Mike Evans, yang berlaga membela Tampa Bay Buccaneers, menolak berdiri saat lagu kebangsaan dinyanyikan sebelum laga kandang melawan Chicago Bears, Senin (14/11/16) lalu.
Saat diwawancarai setelah pertandingan, Evans menyatakan bahwa Amerika melakukan kesalahan saat memilih Trump.
“Saat ia (Trump) mencalonkan diri, saya pikir itu lelucon dan lelucon itu berlanjut,” ujarnya seperti dikutip CNN.

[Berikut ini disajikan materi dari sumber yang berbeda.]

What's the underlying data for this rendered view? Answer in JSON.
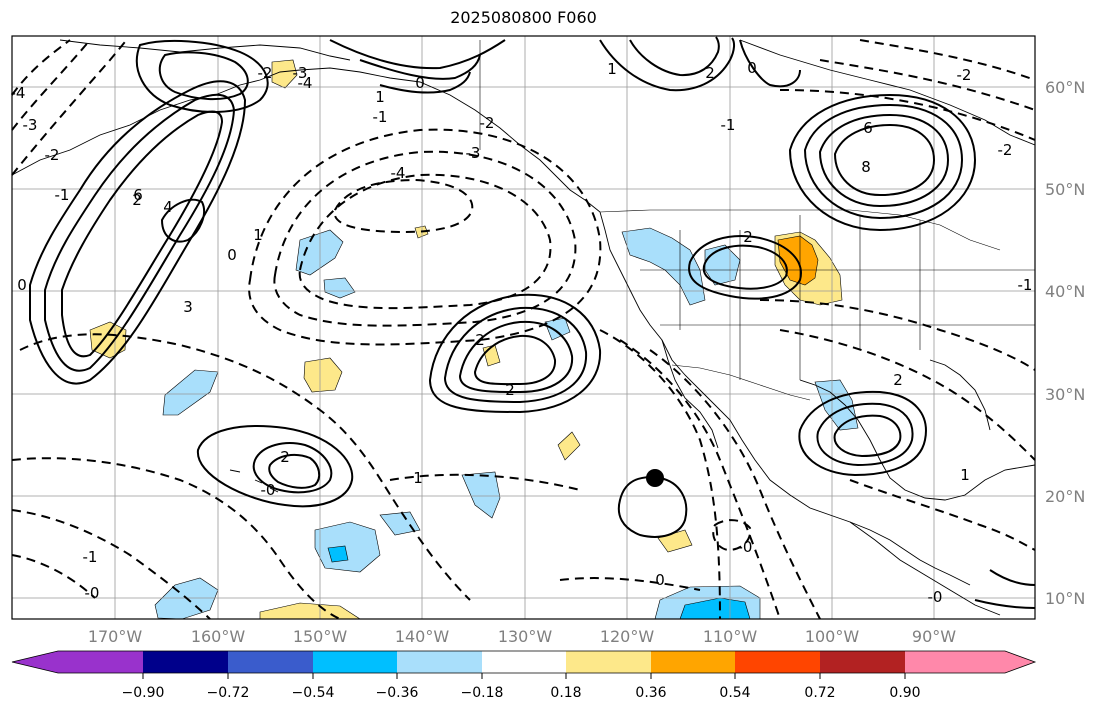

“Saya bukan orang yang terlalu politis, tetapi saya punya akal sehat dan tahu ada sesuatu yang salah,” lanjutnya.

Bintang NFL, Mike Evans protes dengan tetap duduk saat lagu kebangsaan dinyanyikan.
Evans pun mengandaikan terpilihnya Trump sebagai lelucon dalam sebuah program reality show yang dipandu Ashton Kutcher untuk mengerjai orang-orang.
“Ketika Ashton Kutcher keluar dan bilang kita telah dikerjai, saya akan berdiri lagi. Namun, saya tidak akan berdiri sekali lagi,” lanjut Evans.
Evans sadar ada yang mencemoohnya saat ia melakukan aksi tersebut. Namun, ia membantah bahwa ia tidak menghormati para veteran dengan tidak berdiri saat lagu kebangsaan.
Ia dengan tegas hanya menolak Trump yang kerap mengeluarkan komentar negatif terhadap imigran, umat Muslim, dan mengaku pernah melecehkan perempuan.
Colin Kaepernick juga berlutut sebagai protes atas isu rasialisme.
Evans bukanlah atlet pertama yang menolak berdiri saat “The Star Spangled Banner” dinyanyikan pada musim ini. Sebelumnya, quarterback San Fransisco 49ers, Colin Kaepernick berlutut saat itu.
Sementara itu, Buccaneers telah memberikan pernyataan singkat terkait protes Evans. Klub tersebut dengan tegas menghormati para veteran yang telah berjuang demi bangsanya, tetapi juga menghargai kebebasan berpendapat setiap individu.